StatsBomb provides free event-level data for ~50 competitions including La Liga, Champions League, Women's World Cup.

from statsbombpy import sb
matches = sb.matches(competition_id=11, season_id=90)  # La Liga 2020/21
events  = sb.events(match_id=3788741)
goals   = events[(events.type == "Shot") & (events.shot_outcome == "Goal")]

Where This Signal Is Useful

Tier-1 markets (Premier League, Bundesliga) are heavily automated. Major data providers use computer vision tracking at top grounds. The 5-15s human data entry window exists but is shrinking at the elite level.

Lower leagues are a different story. The Championship, Bundesliga 2, Serie B, and most non-European leagues still rely on manual data entry. Those markets also have thinner bookmaker pricing teams, making them more exploitable. The acoustic edge is more realistic there.

The fade signal may be more durable than the front-run. Academic research (Otting, 2025, Bundesliga data) found betting against crowd momentum after a spike returned +4.1% per match — the crowd is a contrarian indicator. Emotional bettors overreact to dangerous attacks, pushing odds irrationally. A 30–60s delay to let that overreaction set in before fading it is harder for automated systems to neutralize.

What This Demonstrates (Portfolio Context)

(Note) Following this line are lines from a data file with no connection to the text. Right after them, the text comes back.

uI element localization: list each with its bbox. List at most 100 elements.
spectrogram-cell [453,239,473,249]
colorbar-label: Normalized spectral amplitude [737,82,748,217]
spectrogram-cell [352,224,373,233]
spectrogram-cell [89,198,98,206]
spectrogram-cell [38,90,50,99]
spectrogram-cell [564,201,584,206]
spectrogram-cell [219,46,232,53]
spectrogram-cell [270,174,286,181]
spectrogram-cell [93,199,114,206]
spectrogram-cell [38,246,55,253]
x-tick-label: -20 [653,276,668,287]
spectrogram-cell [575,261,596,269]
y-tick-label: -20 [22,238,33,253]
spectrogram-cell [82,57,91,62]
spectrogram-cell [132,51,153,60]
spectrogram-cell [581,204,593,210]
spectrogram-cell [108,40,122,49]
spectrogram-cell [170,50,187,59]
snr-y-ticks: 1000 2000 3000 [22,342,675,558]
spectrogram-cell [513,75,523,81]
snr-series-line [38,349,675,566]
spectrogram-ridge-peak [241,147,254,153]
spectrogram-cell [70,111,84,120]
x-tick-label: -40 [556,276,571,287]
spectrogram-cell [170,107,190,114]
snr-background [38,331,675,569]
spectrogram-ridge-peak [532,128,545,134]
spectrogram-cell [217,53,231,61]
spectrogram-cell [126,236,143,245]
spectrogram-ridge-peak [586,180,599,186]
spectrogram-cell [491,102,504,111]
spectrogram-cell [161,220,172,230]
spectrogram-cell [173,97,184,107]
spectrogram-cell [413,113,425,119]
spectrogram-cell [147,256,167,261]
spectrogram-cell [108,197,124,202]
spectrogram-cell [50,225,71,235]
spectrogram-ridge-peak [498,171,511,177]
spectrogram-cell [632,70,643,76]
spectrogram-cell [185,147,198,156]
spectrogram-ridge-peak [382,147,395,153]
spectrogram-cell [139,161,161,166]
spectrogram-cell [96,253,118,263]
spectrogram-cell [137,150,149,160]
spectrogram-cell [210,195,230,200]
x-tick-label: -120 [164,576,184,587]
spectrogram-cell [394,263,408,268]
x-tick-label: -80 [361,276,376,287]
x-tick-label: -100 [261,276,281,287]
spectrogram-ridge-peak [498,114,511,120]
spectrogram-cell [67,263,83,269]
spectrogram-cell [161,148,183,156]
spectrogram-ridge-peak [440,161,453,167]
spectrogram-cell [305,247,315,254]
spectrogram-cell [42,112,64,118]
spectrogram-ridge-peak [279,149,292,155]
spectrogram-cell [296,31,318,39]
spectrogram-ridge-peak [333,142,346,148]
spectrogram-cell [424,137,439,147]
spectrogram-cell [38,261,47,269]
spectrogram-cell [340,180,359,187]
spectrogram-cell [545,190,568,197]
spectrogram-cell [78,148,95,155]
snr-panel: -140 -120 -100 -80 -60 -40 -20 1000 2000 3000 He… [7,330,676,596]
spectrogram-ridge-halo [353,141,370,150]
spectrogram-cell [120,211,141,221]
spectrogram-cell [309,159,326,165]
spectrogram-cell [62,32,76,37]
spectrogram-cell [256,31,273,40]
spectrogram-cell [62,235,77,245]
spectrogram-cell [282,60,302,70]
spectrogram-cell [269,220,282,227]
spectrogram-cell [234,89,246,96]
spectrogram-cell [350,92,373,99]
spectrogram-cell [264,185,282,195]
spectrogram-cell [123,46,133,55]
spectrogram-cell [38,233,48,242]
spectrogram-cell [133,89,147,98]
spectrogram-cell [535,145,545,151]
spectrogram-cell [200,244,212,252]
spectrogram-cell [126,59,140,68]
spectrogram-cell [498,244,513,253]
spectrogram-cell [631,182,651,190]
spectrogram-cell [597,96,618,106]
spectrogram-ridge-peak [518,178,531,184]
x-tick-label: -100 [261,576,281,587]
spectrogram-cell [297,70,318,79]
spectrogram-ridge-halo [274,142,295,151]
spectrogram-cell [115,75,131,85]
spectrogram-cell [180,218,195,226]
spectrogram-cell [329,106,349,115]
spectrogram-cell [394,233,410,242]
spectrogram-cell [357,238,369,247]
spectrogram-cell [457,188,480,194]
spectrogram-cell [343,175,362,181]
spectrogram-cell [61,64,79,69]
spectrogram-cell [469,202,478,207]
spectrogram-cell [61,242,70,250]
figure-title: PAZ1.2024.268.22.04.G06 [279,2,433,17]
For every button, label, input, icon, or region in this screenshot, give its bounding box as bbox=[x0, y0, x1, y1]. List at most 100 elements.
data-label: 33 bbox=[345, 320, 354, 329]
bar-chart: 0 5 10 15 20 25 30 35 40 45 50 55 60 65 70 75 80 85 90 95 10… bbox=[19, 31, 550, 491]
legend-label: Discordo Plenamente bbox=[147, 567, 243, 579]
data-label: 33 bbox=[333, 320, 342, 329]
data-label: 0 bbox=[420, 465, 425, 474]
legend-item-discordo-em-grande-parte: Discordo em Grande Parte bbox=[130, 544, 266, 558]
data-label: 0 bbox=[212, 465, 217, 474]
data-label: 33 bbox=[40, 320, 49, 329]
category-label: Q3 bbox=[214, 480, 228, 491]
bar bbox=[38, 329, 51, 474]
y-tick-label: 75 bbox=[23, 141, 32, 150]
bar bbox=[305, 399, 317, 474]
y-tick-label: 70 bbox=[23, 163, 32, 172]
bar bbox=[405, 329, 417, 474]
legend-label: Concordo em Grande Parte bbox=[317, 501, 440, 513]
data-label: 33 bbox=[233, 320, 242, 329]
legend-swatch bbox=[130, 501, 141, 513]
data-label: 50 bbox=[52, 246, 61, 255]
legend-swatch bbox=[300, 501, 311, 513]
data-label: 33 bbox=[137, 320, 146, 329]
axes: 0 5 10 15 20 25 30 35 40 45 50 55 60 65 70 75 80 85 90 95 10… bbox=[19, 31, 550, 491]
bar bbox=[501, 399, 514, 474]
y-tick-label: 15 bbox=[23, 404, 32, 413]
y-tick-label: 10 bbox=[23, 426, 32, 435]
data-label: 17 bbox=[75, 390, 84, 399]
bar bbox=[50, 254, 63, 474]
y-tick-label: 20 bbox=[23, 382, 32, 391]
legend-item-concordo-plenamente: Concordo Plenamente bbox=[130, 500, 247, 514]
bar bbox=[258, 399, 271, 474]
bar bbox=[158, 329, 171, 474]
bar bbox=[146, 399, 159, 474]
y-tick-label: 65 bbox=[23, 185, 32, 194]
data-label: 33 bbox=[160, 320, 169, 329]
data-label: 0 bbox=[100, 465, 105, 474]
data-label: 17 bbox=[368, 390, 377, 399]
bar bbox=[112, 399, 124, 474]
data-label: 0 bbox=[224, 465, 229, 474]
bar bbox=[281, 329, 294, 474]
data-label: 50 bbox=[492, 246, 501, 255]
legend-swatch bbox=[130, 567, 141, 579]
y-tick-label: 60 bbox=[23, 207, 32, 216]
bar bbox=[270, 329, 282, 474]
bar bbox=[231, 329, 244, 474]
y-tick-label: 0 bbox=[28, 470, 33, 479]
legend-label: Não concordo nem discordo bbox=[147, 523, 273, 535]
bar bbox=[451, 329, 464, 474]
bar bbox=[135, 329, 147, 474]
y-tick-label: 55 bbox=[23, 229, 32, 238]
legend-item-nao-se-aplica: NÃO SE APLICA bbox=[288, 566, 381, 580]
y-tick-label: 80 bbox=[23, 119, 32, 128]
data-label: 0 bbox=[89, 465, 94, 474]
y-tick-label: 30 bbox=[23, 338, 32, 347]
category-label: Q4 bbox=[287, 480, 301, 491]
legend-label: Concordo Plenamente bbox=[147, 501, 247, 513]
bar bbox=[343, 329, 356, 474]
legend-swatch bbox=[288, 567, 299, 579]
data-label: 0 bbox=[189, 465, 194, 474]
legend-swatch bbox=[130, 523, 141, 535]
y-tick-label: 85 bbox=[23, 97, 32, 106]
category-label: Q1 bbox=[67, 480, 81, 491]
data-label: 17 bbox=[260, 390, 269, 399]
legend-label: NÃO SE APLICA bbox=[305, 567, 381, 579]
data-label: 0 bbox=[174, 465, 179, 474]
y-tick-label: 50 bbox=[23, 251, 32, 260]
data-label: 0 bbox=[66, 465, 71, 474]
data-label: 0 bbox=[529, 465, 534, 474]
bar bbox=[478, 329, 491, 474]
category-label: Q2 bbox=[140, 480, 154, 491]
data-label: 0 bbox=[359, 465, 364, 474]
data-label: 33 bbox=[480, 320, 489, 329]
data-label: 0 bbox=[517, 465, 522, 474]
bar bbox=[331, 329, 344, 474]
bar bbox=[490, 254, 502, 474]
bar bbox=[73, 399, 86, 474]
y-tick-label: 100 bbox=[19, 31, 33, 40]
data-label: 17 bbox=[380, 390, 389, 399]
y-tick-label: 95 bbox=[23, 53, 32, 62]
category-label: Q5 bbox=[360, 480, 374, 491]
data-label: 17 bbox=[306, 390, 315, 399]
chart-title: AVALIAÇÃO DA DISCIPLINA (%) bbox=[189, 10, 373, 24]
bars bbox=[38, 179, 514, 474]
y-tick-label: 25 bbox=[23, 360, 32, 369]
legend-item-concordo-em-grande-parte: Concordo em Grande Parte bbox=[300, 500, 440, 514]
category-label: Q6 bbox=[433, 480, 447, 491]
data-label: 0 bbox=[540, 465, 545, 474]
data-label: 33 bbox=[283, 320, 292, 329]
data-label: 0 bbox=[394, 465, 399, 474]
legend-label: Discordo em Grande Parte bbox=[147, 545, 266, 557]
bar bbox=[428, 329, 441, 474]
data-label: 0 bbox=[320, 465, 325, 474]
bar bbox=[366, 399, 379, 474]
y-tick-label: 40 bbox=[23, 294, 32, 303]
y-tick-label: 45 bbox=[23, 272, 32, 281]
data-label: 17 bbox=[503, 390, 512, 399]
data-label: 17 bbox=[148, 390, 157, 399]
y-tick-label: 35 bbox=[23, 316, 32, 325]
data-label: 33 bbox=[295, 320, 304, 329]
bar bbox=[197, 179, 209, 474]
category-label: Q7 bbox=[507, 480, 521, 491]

This project demonstrates:

  1. Domain problem framing — understanding in-play pricing mechanics, data provider pipelines (provider → bookmaker → odds), and where the signal gaps are
  2. Real-time ML under hard latency constraints — 12ms end-to-end, ANE-optimized, on-device Apple Silicon deployment
  3. Weak supervision at scale — generating training labels from timestamps, not annotation; the same approach scales to thousands of archive matches automatically
  4. Novel signal identification — crowd audio as a complementary channel to tracking data; what 40,000 humans collectively perceive vs. what sensors measure
  5. Honest edge analysis — correctly identifying which market tiers and which strategy (front-run vs. fade) are realistically exploitable

Extension Ideas

  • Tactical shift detection — classify team formation changes from tracking data in real time; a 4-4-2 → 3-5-2 shift is a statistically meaningful in-play pricing event
  • Expected Possession Value chains — predict the full action chain (pass → movement → recovery), not just next shot probability, at sub-second latency
  • Crowd + player arousal fusion — combine acoustic signal with player positional density clustering (spatial cohesion under pressure) for a richer momentum index
  • Commentary transcription layer — Whisper → event classifier, fused with acoustic score; two independent noisy channels, one cleaner signal
  • CoreML export — iOS deployment for iPhone/iPad at-venue device
  • Multi-sport — basketball (fast breaks), tennis (break points), American football (red zone)

Roadmap

  • Fade strategy implementation — auto-bet against momentum N seconds post-spike
  • Calibration study — annotate which spike types (near-miss vs. corner vs. VAR check) correlate with market overreaction
  • Attention map visualization — which frequency bands and time regions drive the model
  • Tactical shift detection module — real-time formation classifier from tracking data
  • CoreML export for iOS deployment

About

Weakly-supervised crowd audio classification for real-time game-state detection. CNN+BiLSTM pipeline with Streamlit dashboard.